Seolah menegur para dewata sang Betara Guru menjawab “Hee para
dewata, akupun mengetahui hal itu, namun sudah menjadi takdir Tuhan
Yang Maha Kuasa bahwa ilmu rahasia hidup justru diserahkan pada
manusia. Bukankah tertulis dalam kitab suci, bahwa malaikat
mempertanyakan pada Tuhan mengapa manusia yang dijadikan khalifah
padahal mereka ini suka menumpahkan darah“. Serentak para dewata
menunduk malu “ Paduka lebih mengetahui apa yang tidak kami ketahui”.
Kemudian, Betara Guru turun ke mayapada didampingi Betara Narada
memberikan Serat Sastra Jendra kepada Begawan Wisrawa.
“ Duh anak Begawan Wisrawa, ketahuilah bahwa para dewata
memutuskan memberi amanah Serat Sastra Jendra kepadamu untuk
diajarkan kepada umat manusia”
Mendengar hal itu, menangislah Sang Begawan “ Ampun, sang Betara
agung, bagaimana mungkin saya yang hina dan lemah ini mampu menerima
anugerah ini “.
Betara Narada mengatakan “ Anak Begawan Wisrawa, sifat ilmu ada 2
(dua). Pertama, harus diamalkan dengan niat tulus. Kedua, ilmu memiliki
sifat menjaga dan menjunjung martabat manusia. Ketiga, jangan melihat
baik buruk penampilan semata karena terkadang yang baik nampak buruk
dan yang buruk kelihatan sebagai sesuatu yang baik. “ Selesai menurunkan
ilmu tersebut, kedua dewata kembali ke kayangan.

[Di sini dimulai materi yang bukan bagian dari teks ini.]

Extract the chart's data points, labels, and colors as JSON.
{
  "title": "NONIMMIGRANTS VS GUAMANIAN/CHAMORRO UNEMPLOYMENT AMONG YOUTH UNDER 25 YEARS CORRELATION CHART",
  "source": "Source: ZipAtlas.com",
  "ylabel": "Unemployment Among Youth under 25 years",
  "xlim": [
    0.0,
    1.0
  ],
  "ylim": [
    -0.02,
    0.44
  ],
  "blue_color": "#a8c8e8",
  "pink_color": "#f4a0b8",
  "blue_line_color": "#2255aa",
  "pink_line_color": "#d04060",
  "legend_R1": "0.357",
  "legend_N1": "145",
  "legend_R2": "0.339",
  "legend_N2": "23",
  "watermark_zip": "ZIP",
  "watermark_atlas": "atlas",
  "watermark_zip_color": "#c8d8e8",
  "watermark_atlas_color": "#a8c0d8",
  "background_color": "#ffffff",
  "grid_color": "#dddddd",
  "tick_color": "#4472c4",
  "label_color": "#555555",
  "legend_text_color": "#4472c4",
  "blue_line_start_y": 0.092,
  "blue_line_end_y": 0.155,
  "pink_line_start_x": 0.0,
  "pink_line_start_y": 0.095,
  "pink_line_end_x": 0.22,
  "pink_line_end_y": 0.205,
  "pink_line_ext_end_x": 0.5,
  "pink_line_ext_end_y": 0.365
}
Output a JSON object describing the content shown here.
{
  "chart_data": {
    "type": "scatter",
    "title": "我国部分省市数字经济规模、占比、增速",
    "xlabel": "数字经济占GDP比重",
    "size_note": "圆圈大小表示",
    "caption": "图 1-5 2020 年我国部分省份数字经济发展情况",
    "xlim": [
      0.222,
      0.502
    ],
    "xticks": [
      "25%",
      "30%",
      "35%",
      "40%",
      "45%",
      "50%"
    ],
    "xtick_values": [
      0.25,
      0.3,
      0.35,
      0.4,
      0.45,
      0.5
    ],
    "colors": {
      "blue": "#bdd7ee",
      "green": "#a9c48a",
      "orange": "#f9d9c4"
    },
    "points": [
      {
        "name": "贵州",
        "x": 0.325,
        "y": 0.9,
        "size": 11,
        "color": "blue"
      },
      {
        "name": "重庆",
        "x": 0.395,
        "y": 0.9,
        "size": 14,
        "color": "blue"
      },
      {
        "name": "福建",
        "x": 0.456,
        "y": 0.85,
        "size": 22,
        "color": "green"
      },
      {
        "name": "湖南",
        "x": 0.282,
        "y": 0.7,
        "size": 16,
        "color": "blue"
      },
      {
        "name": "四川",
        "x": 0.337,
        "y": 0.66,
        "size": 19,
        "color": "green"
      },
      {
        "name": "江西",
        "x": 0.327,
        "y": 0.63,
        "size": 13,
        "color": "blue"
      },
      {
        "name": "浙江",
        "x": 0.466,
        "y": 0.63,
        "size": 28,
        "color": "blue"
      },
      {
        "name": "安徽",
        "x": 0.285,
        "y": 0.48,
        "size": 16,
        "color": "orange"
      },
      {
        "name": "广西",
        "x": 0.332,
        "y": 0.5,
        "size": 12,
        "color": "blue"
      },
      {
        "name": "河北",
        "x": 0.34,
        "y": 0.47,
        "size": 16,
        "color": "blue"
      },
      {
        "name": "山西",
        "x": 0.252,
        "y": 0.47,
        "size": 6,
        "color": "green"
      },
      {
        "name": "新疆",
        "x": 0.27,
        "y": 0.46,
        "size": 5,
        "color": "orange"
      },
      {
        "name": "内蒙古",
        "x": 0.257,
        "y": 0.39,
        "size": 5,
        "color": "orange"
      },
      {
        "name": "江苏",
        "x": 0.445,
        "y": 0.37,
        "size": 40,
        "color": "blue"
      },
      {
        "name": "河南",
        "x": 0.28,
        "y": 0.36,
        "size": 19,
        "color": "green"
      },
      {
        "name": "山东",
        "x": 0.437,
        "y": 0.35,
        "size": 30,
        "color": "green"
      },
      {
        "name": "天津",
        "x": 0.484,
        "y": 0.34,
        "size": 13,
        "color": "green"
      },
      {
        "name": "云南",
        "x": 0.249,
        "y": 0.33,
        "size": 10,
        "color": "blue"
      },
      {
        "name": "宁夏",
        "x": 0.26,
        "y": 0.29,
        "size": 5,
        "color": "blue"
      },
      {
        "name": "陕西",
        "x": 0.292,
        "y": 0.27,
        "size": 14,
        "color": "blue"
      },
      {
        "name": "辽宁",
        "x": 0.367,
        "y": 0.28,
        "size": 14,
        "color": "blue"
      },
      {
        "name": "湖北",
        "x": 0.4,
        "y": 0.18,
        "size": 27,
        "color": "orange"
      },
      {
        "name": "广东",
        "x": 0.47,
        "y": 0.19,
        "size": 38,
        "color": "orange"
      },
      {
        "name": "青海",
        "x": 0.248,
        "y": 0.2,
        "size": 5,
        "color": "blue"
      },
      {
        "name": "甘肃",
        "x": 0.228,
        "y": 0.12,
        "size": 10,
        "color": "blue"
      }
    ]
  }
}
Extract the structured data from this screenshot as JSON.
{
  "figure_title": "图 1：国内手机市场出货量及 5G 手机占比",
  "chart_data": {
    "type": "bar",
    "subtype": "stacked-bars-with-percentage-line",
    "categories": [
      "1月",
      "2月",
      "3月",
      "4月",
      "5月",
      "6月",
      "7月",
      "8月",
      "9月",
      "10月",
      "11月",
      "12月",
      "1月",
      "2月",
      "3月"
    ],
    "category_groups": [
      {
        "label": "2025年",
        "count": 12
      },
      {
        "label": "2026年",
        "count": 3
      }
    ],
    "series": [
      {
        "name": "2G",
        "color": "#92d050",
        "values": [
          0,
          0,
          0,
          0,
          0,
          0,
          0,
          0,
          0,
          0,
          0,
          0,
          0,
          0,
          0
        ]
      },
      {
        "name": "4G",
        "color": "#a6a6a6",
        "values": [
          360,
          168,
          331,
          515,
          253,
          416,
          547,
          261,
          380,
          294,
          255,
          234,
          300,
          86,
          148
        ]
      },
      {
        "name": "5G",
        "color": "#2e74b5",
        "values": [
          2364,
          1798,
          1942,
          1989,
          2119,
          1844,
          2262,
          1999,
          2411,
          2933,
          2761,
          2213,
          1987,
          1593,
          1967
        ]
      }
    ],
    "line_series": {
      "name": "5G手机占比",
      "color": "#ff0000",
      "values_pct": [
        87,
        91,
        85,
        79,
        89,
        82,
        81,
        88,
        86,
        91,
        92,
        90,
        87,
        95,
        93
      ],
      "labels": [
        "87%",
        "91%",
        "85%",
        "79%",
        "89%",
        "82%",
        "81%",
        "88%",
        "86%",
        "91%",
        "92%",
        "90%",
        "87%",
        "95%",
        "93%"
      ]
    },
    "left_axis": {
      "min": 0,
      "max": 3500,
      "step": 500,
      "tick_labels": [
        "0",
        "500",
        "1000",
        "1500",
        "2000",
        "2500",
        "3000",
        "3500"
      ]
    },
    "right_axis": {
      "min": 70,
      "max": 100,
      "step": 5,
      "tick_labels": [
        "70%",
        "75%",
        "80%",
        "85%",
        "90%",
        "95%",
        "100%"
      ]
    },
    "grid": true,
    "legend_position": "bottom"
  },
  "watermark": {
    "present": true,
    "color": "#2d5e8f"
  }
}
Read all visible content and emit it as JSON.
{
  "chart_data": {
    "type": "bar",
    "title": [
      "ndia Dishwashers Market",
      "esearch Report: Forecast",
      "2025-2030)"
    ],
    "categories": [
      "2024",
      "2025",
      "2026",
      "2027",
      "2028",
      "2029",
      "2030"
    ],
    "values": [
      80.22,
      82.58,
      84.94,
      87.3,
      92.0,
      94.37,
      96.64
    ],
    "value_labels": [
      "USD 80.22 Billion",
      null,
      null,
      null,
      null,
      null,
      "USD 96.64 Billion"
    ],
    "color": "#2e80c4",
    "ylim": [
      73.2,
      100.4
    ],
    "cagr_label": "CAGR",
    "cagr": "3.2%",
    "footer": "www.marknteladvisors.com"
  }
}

Setelah menerima anugerah Sastrajendra maka sejak saat itu berbondong
bondong seluruh satria, pendeta, cerdik pandai mendatangi beliau untuk
minta diberi wejangan ajaran tersebut. Mereka berebut mendatangi
pertapaan Begawan Wisrawa melamar menjadi cantrik untuk mendapat
sedikit ilmu Sastra Jendra. Tidak sedikit yang pulang dengan kecewa karena
tidak mampu memperoleh ajaran yang tidak sembarang orang mampu
menerimanya. Para wiku, sarjana, satria harus menerima kenyataan bahwa
hanya orang-orang yang siap dan terpilih mampu menerima ajarannya.
        Demikian lah pemaparan tentang puncak ilmu kejawen yang
adiluhung, tidak bersifat primordial, tetapi bersifat universal, berlaku bagi
seluruh umat manusia di muka bumi, manusia sebagai mahluk ciptaan Gusti
Kang Maha Wisesa, Tuhan Yang Maha Kuasa. Yang Maha Tunggal. Janganlah
terjebak pada simbol-simbol atau istilah yang digunakan dalam tulisan ini.
Namun ambilah hikmah, hakikat, nilai yang bersifat metafisis dan universe
dari ajaran-ajaran di atas. Semoga bermanfaat.
 
Semoga para pembaca yang budiman diantara orang-orang yang terpilih
dan pinilih untuk meraih ilmu sejatinya hidup.